Going deeper, I opened the small drawers at the top of my dresser where I put things for safe keeping, things that feel dear and yet without common use. There, I encountered harder-to-parse objects. The stocking cap my father wore in his final days and his hospital wristband. A single red leather shoe my daughter wore as a baby. An entire ponytail of my own 30-something year old long blonde hair cascaded from an envelope. I found teeth in a tiny manila packet, and in a tooth-shaped container, and finally in a ring box – a mingling of my children’s teeth and my own. There may have even been baby teeth from our dog Hannah. And then at the very back of the drawer, in a velvet pouch, the crunchy, soft remains of my father. Just a handful – most of his ashes were buried in the cemetery or thrown into the ocean off of Clogher Beach in Ireland.

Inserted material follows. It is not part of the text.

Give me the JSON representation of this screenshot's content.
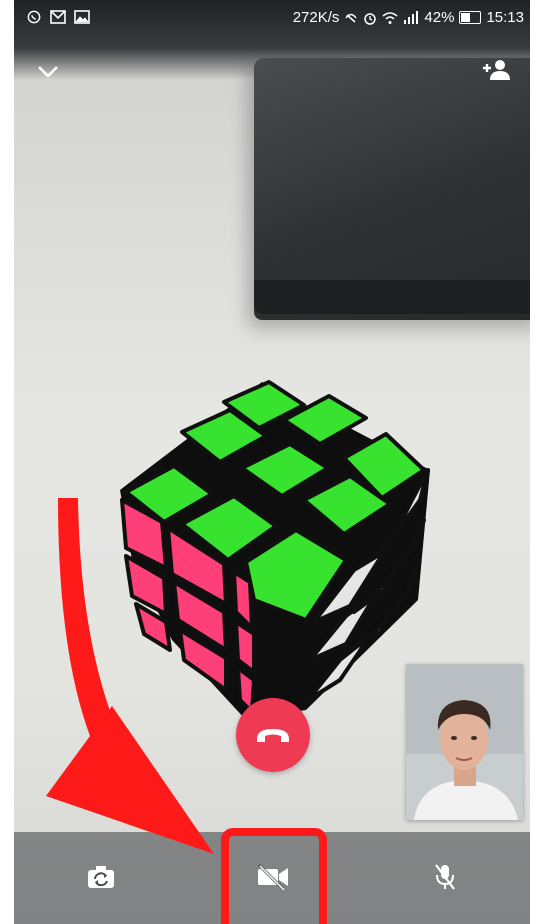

My husband has been reading a book on de-cluttering in which the author encourages you to hold an object and ask, “Does this give me joy.” These human relics are not joyful – in fact, they are a bit melancholic. But they whisper of joy just as a seashell whispers of the ocean – of memories so sweet they sting.
These are the objects we save not because we’ll ever use them again – the ashes will not reshape into my father, the teeth will never take another bite. Rather, we hold them as reminders of our mortality. This will pass, they whisper to us. You will be dust. Your teeth will rest in a dusty box with lost buttons and single earrings. And that’s okay. Difficult, indeed, but okay.